As in most cases of Greece’s representation in cultural events abroad, the delegation was made up of members of the Hellenic Foundation of Culture (HFC) led by its President Nikos Koukis. The HFC is an institution whose mission is to disseminate Greek language and culture in coordination with the government’s Ministry of Culture.

A small number of Greek authors who had either translated books from Arabic into Greek or whose books had been translated into Arabic by Egyptian publishers also traveled to Cairo. Also invited was a handful of Greek book publishers. A recent book of mine on the Greeks in Egypt had been translated into Arabic by the Library of Alexandria so I was fortunate enough to be among the invitees along with novelists Amanda Michalopoulou and Dimitris Sotakis.

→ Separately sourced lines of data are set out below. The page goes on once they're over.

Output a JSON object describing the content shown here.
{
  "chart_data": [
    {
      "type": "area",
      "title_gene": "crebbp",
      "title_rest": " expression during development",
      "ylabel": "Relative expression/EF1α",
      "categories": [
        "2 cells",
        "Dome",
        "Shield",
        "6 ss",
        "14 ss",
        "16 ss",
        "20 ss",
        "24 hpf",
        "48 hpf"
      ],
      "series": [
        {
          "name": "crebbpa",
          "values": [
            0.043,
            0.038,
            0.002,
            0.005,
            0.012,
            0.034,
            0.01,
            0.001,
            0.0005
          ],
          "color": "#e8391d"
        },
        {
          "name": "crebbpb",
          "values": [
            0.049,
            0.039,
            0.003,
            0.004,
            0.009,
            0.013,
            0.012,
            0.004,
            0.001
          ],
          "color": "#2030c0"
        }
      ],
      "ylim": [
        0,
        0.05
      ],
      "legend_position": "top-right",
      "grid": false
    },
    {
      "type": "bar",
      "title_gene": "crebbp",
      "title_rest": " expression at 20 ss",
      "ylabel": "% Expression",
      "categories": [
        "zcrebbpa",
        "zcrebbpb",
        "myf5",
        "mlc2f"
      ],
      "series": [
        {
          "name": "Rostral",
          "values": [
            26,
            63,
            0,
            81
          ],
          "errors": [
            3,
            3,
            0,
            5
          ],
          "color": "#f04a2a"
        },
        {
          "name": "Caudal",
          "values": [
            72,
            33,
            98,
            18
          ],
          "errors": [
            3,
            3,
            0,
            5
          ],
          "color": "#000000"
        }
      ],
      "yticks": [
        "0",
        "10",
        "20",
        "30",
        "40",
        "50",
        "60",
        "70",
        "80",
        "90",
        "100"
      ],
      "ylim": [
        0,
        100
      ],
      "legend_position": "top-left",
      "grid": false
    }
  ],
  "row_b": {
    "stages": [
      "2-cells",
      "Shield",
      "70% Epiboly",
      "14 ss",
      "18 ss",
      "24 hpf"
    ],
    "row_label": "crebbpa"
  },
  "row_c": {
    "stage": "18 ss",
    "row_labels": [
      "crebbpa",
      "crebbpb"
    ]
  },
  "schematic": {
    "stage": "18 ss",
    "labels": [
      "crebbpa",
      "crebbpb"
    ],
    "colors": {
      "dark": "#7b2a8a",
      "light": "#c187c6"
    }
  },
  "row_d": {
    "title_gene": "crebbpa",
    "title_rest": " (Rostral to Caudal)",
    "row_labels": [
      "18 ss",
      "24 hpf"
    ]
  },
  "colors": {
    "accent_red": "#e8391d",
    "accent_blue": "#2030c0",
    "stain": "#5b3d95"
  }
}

I observed this Greco-Egyptian cultural encounter with great interest. Relations between these two neighboring countries go back to antiquity. From the early 18th century through the 1960s there was a large Greek community in Egypt. Many of its members felt attached to Egypt and considered it their adopted country. And to this day and many Egyptians reciprocate those feelings and remember the Greek presence fondly.

Yet there was a weak link in the relationship, and that was the inability or the unwillingness of many Greeks in Egypt to learn Arabic. Nor did the Greeks do anything to encourage Egyptians to learn Greek. The differences in the script between Greek and Arabic are only a partial excuse.

Greek educators based in Egypt before the big exodus of the Greeks thought that somehow the community could survive without a firm grasp of Arabic. They were wrong. One of the reasons the Greeks began leaving in the 1950s and 1960s was they were not proficient in the local language.

Greece’s place of honor in this year’s Cairo International Book Fair cannot turn the clock back, much less promote the knowledge of Arabic in Greece itself. But it offers a wonderful opportunity to bridge the linguistic divide by promoting the translation of Greek language books into Arabic and vice versa. Several years ago, author and translator Persa Koumoutsi, a Greek born in Cairo who became fluent in both languages, rendered in Greek several of Nobel Prize winner Naguib Mahfouz’s novels into Greek. The Greek reading public responded enthusiastically.

With Greece’s presence at the Cairo International Book Fair such a Greco-Egyptian cross-fertilization is becoming more systematic. Over the almost two-weeks the fair was held, there were discussion panels each day on translated books presented by their authors on issues of translation between the two languages, and there were also discussions on translating books for young adults and children from Greek to Arabic and vice versa. A panel highlighted the Greek Ministry of Culture’s GreekLit program headed by writer Nikos Bakounakis. GreekLit funds the translation of Greek language books into other languages including Arabic.

There were 530,000 visitors to the Book Fair in the first of the two weeks it was held. Very many of those passed by the Greek pavilion. What will really matter of course will be the impressions created by the Greek authors and the agreements the publishers in Athens were able to secure. Yet the reception for the Greek delegation and the officials of the Cairo Book Fair held by the Greek Ambassador to Cairo Nikolaos Garilidis, who was born in Egypt and speaks Arabic fluently,; offered some clues. The conviviality and warmth made it obvious that Greece was making an excellent impression on its hosts. Even when some of the conversations needed the help of a translator!